Notes from David’s Journal
The key to understanding and appreciating I & II Peter is to know the context in which the two letters were written. They are not written to a specific church, but more generally to churches throughout the Roman Empire. Extreme persecution has broken out. Many Christians are being persecuted because they refuse to say that Caesar is Lord, but only Jesus is Lord. Therefore, Peter writes these two letters to encourage persecuted Christians who are remaining faithful to Christ amidst the extreme persecution.
Understanding this context will allow you to see why some of Peter's verses would comfort Christians then. In I Peter 2:9, he reminds them that they are a special, holy, set apart priesthood (thus the Biblical doctrine of the priesthood of all believers). Also, in I Peter 5 he writes about casting all our cares upon God because He cares for us, and compares Satan to a roaring lion prowling around, seeking to devour and destroy whomever. Now that you know the context of Christian persecution, these passages seem to make more sense.
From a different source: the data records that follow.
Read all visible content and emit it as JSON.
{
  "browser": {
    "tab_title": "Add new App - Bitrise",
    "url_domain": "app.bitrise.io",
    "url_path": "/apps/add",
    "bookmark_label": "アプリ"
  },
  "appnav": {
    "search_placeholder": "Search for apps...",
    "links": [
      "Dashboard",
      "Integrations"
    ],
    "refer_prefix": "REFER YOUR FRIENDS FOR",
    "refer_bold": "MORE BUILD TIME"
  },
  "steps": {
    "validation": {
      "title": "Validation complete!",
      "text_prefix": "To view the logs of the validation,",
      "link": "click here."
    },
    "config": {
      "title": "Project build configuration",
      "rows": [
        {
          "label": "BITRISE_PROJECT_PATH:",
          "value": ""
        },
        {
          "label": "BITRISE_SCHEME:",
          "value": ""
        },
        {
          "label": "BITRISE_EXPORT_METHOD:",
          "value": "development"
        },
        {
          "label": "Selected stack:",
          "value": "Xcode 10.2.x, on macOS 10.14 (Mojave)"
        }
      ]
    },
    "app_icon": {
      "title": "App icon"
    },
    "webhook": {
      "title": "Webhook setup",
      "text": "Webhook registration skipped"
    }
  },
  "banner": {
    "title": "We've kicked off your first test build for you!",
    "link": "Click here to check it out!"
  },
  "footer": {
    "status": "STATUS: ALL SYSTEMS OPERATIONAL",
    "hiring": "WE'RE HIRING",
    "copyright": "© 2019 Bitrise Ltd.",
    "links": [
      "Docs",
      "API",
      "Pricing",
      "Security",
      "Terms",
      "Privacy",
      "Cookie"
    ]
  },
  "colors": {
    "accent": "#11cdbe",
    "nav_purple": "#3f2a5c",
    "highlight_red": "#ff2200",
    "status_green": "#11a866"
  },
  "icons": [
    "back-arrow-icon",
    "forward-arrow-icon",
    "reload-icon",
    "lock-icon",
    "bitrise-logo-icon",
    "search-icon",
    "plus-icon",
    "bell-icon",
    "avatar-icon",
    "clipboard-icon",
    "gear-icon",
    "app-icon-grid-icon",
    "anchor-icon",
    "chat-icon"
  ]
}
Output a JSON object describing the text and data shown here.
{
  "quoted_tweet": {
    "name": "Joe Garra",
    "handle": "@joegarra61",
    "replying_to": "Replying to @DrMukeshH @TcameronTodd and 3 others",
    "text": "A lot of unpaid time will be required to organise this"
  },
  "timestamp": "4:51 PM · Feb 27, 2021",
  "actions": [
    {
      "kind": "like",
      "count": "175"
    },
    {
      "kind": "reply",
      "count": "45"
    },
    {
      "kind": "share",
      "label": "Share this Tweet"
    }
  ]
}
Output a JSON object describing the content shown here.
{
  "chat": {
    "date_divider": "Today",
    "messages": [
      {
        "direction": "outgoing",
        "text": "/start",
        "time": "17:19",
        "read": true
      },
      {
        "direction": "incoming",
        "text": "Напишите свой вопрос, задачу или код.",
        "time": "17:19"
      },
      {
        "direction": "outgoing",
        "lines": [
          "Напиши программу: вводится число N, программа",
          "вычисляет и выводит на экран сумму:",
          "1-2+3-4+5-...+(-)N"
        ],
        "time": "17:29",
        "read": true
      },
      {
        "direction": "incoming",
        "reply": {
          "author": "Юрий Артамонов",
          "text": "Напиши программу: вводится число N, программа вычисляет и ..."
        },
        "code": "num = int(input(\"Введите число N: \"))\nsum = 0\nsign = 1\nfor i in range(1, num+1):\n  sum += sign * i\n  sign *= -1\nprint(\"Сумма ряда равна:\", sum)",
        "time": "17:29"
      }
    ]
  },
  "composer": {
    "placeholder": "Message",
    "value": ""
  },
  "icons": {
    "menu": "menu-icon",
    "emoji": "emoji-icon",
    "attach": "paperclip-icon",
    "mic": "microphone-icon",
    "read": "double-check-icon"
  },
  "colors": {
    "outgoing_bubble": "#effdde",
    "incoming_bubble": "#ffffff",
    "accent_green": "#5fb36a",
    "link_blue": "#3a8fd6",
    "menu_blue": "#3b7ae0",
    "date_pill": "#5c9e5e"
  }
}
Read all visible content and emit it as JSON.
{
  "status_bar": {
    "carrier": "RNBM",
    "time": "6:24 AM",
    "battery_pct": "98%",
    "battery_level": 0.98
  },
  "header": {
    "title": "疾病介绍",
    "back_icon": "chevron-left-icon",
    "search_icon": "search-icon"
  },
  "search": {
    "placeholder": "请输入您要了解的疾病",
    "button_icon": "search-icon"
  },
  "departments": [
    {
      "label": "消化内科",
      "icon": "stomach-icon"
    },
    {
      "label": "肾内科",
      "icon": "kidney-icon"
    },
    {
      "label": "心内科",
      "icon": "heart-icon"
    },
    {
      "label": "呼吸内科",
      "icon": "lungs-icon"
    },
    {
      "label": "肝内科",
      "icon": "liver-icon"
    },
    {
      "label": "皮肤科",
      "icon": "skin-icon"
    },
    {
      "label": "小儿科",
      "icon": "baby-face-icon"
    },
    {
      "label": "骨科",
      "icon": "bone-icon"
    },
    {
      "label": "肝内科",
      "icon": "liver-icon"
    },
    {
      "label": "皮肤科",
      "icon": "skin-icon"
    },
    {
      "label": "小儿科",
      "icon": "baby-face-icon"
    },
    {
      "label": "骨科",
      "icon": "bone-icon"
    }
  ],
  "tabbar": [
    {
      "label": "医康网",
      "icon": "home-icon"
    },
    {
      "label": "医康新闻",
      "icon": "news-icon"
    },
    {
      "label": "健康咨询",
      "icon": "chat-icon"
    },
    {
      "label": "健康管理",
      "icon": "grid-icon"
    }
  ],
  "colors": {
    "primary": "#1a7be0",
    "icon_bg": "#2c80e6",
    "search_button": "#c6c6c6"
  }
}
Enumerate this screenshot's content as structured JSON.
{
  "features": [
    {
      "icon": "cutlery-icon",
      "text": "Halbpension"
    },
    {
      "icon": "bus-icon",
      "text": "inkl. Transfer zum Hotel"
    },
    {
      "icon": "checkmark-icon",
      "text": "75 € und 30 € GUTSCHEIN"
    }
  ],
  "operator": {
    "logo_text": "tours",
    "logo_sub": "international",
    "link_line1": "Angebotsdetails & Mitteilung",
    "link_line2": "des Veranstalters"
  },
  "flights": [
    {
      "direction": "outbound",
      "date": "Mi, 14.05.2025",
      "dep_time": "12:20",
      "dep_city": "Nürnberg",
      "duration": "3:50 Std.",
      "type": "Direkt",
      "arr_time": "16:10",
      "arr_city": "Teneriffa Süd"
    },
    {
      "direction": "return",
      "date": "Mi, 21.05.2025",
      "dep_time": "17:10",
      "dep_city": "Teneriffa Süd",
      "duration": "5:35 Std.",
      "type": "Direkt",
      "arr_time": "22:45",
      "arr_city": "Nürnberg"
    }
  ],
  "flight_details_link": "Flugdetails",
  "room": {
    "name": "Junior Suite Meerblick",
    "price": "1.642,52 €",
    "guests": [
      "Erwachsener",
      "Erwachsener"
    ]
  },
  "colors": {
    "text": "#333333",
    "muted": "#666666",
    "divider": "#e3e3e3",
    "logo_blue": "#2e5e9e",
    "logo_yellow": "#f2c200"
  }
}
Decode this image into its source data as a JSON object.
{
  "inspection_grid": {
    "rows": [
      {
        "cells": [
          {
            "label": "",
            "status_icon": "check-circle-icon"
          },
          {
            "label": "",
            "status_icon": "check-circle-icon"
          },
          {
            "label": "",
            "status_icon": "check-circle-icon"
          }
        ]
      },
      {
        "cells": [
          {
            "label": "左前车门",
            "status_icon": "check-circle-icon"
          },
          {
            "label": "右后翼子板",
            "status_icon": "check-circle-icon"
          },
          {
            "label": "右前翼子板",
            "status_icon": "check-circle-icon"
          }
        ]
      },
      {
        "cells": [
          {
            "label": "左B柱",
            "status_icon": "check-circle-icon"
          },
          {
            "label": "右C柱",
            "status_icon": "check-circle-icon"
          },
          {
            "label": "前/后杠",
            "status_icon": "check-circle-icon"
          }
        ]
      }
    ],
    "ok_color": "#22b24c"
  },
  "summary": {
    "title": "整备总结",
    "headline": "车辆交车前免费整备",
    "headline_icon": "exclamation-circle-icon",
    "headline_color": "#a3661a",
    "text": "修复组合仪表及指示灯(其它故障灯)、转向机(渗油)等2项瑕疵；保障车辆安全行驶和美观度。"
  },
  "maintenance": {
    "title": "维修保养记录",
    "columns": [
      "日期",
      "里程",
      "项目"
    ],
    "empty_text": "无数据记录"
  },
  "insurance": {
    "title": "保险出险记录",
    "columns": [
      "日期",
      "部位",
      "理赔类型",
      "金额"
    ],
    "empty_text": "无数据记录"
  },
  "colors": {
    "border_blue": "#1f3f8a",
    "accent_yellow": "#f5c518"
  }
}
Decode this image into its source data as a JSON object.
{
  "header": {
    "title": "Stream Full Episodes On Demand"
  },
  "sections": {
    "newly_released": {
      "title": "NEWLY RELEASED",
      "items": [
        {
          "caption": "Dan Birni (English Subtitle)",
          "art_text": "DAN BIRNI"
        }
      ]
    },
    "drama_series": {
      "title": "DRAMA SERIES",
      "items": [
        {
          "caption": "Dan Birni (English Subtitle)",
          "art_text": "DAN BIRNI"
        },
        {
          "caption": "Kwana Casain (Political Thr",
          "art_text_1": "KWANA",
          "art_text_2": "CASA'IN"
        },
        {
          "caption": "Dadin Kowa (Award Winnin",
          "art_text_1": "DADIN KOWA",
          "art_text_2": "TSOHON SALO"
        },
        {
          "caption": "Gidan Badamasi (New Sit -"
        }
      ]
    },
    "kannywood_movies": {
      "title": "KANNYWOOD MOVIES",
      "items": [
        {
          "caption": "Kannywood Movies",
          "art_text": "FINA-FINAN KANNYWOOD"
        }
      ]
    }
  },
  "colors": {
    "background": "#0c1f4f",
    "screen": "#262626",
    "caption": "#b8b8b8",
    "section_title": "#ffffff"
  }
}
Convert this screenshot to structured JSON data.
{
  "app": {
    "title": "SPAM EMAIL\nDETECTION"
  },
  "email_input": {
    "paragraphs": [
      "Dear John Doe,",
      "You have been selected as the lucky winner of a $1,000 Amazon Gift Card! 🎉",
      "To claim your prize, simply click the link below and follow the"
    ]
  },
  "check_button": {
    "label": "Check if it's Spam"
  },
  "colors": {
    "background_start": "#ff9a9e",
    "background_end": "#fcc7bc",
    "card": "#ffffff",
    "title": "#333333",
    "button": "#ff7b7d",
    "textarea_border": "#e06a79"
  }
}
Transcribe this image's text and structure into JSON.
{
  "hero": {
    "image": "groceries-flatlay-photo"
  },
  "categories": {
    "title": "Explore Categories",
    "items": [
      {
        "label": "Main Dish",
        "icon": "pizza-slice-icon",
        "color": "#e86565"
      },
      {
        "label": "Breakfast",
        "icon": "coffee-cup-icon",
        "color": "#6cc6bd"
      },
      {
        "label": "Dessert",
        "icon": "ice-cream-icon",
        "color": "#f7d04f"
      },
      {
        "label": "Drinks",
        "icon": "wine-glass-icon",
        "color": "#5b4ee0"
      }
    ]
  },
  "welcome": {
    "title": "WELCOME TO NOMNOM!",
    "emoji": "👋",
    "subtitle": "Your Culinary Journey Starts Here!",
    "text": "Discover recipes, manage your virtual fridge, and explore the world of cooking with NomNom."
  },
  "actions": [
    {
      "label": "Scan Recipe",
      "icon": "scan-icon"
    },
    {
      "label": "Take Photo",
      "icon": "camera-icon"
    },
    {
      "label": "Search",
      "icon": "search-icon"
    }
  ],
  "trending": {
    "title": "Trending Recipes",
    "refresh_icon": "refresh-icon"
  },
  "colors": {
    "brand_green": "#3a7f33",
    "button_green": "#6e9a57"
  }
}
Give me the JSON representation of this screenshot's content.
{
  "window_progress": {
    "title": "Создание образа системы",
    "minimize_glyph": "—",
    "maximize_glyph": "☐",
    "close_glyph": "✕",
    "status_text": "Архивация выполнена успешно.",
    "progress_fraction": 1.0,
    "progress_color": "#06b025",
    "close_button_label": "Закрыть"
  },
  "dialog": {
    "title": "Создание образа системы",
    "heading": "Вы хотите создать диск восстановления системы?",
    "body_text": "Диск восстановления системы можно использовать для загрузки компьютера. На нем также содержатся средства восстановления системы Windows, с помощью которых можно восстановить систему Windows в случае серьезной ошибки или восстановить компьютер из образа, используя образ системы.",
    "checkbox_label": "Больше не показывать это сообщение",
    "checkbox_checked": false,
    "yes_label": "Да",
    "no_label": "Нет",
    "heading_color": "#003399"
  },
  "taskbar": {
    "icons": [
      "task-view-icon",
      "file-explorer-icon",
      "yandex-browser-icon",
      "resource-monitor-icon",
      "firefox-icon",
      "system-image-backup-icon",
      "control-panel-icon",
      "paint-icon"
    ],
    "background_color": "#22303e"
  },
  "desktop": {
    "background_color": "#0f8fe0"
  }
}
II Peter reminds us that all the world will one day be burned. As the world was once destroyed by a universal flood, with God using Noah as His redemptive instrument, it will never be done that way again. Indeed, when the Second Coming occurs, everything in this world will be burned by fire. Is this a nuclear holocaust? A meteor? No one really knows. But it puts into perspective all our materialism, doesn't it? We all should put a tag on everything we own that reads, "One day it will burn." We should all store up for ourselves eternal treasures, that which will last forever, that which will never burn.
I praise God America has never experienced the kind of persecution the early church underwent. Two final thoughts though: first, much of our contemporary Christian world still is! That's why Christians undergoing suffering today love I & II Peter. Second, persecution isn't necessarily bad for the church. Indeed, it burns off the dross of quasi-committed people and allows those who really believe to shine their lights into the world's darkness more effectively. Maybe a little persecution for the American Church wouldn't be too bad!